The function should not directly call the regions setters. That should be the job of the dynamic group, similar to how the grow function merely returns the position. Currently the grow function returns per frame/position an array, {x, y, show}. I think we can in a backwards compatible way adaopt a change that rivers did and name them. So {x = x, y = y, show = true, width = w, height = h }. And on reading simply do x = newPositions[..].x or newPositions[..][1]
As to your implementations, the most complex will certainly be grid. then centered and lastly the simple horizontal/vertical.

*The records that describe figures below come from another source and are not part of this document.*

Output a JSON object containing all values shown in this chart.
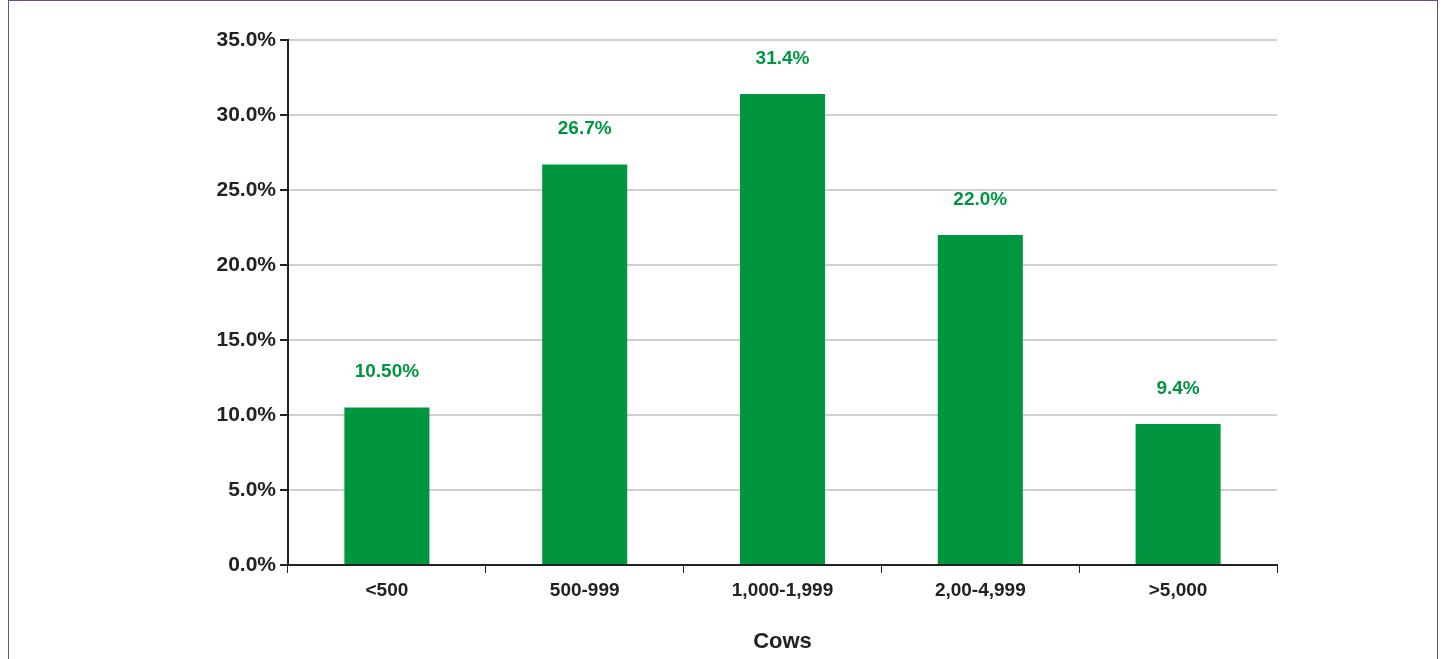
{
  "chart_data": {
    "type": "bar",
    "xlabel": "Cows",
    "categories": [
      "<500",
      "500-999",
      "1,000-1,999",
      "2,00-4,999",
      ">5,000"
    ],
    "values": [
      10.5,
      26.7,
      31.4,
      22.0,
      9.4
    ],
    "value_labels": [
      "10.50%",
      "26.7%",
      "31.4%",
      "22.0%",
      "9.4%"
    ],
    "color": "#00963f",
    "ylim": [
      0,
      35
    ],
    "yticks": [
      {
        "value": 0,
        "label": "0.0%"
      },
      {
        "value": 5,
        "label": "5.0%"
      },
      {
        "value": 10,
        "label": "10.0%"
      },
      {
        "value": 15,
        "label": "15.0%"
      },
      {
        "value": 20,
        "label": "20.0%"
      },
      {
        "value": 25,
        "label": "25.0%"
      },
      {
        "value": 30,
        "label": "30.0%"
      },
      {
        "value": 35,
        "label": "35.0%"
      }
    ],
    "grid": "y",
    "legend": false
  }
}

For grid, let's talk through a complex example:
Grid in right, then down layout. With a row limit of 3
All icons, but different sizes, e.g. first row has 3 big icons 60x60, next row is 3 small icons 30x30
Keep aspect ratio is enabled
The grid exceeds both the max width 120 and max height 60 setting. It is 180 wide and 90 high
So first question if the grid exceeds the sizes, should everything be scaled by the same ratio?
To make the big icons fit, their width needs to be reduced from 180 total, to 120. Should the small icons be also reduced in size?
If yes, then they are reduced from 30 to 20, the ratio of 2/3 works for both.
If not, then the height will be 70, meaning to high with a 2/3 scaling factor.
My conclusion
=> There's one scaling factor and it's applied to everything.
So layouting works in 2 phases. First phase lays out everything without any regard to max/min widht/height setting, calculating a scaling factor as we lay out. I think for the example above of right, then down, we would need for each row check against min/max size and want to remember the smallest scaling factor. And at the end use the height to check against min/max height and again use the smallest scaling factor.
Then we essentially rerun the layouting algorithm with the scaling factor.